NN: I would probably rely on the company's culture—and within that culture, I think reliability and trust really needs to be paramount, not just trust and reliability between the customer and that service-oriented company. I've seen the best service journeys come from companies who've spent the time to fine tune their relationships between people, process and technology, not focusing on a single person or a single process or a single technology, but really focusing on the interrelationships between all three of those things. It really comes down to that foundation as being a seed that grows into a great customer experience, and it's a foundation that is rooted in a great employee experience. I look at this as if you build a foundation within your company, you're, by proxy, actually influencing the customer journey. People inside are happy. They're going to express that and manifest that in all of the ways that they're interacting with customers.
SB: When rolling out a new technology or new process in the interest of improving the customer experience, is there any guidance you would give around thinking about training and incentives so that employees can quickly adopt those tools and be part of that change and that new vision for the experience?
NN: Let's go into the idea of surfacing the fact that employees are really part of the platform: Rolling out the customer experience to an individual… you're really taking those groups of individuals and saying, "You're part of this journey"—the technology is really just there as a guide in that journey. And the business processes are really just, let's say, the language around which that human-to-human interaction ultimately is governed. You need to prepare for the change in mindset that employees aren't really just coming to work. You're part of a system that is interacting the same way that that a customer would be part of that system. Technology is just a foundation for it. The change that leadership needs to make [is to] make a plan for managing and reinforcing those changes across the entire system. The leadership needs to be able to say, "This is the direction we're going," and reinforcing the fact that this is the direction that they're going. I don't think that a customer journey is implemented until the people in the organization are aligned with that journey, as well. I think making sure that the leadership has that sponsorship around around what the platform is about how we're going to be moving forward with any type of change that's paramount, and then making sure that the employee experience is really governed with the same amount of thoughtfulness that we're applying to the customer experience.
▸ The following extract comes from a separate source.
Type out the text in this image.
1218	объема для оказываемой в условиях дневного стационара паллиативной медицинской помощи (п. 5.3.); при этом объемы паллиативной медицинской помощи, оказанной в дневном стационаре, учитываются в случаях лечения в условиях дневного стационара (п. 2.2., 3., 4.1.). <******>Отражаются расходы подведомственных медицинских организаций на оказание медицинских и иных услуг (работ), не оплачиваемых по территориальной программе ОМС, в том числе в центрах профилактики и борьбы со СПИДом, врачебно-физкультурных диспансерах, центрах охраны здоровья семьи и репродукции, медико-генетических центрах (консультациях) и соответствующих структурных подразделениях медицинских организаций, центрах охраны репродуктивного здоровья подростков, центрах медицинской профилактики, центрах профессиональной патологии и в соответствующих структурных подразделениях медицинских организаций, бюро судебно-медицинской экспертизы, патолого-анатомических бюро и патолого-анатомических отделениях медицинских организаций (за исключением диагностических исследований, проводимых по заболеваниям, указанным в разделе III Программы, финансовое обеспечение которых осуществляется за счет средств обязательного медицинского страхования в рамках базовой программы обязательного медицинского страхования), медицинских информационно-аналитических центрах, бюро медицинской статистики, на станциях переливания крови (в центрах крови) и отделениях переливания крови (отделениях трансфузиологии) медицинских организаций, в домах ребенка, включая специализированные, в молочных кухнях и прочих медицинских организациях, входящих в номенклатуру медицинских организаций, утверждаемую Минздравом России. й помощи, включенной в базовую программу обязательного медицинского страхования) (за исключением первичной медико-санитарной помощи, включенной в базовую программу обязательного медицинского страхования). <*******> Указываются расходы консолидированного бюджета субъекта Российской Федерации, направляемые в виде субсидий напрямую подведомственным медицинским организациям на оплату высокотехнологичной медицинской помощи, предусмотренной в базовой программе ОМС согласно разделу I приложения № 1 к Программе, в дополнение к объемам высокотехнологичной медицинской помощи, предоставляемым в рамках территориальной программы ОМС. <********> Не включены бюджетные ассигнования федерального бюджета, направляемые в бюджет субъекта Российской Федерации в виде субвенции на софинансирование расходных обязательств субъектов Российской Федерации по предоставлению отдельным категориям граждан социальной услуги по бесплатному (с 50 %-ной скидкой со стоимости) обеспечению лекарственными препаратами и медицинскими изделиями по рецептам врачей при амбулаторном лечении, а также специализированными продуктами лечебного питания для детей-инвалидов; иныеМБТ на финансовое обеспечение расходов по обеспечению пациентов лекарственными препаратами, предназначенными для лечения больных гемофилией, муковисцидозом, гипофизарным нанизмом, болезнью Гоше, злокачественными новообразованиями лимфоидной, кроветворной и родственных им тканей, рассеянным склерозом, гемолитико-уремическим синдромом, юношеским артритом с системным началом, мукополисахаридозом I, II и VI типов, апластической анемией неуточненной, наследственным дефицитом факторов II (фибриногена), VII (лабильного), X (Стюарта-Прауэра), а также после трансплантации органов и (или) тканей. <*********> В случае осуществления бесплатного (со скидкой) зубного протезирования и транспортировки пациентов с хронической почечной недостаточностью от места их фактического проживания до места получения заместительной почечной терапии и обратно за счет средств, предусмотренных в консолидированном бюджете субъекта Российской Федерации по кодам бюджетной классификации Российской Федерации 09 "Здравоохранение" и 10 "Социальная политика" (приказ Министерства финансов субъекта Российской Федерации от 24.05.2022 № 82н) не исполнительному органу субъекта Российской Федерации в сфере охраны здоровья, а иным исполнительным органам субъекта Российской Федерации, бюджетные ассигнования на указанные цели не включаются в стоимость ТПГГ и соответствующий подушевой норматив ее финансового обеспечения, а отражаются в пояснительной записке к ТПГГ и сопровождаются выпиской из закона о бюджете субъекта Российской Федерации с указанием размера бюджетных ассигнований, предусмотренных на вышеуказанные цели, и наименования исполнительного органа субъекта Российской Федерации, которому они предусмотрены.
SB: One last question I have for you, especially as we've all been living in a highly virtual year… As you look to the future, how important do you think empathy is going to be in these fully digital relationships and the digitally dominated landscape that we live in today?
NN: It's more so that we, as tech leaders, need to have a clear definition of what it means to be empathic and how to create that empathic journey for our customers. Most businesses that are creating a service journey in a digital space shouldn't forget that all their competitors and partners are doing the same thing. Customers are already being inundated with information, and that information is being created exponentially over the past three decades. And it's not going to stop being mindful of that and creating a journey from your customers perspective that's going to separate the mediocre service from truly remarkable service.
SB: I really appreciate you sharing all of this perspective with us today. It's been incredibly insightful.
NN: Thank you so much, Stephanie. It's my pleasure to be here. I really enjoyed the talk.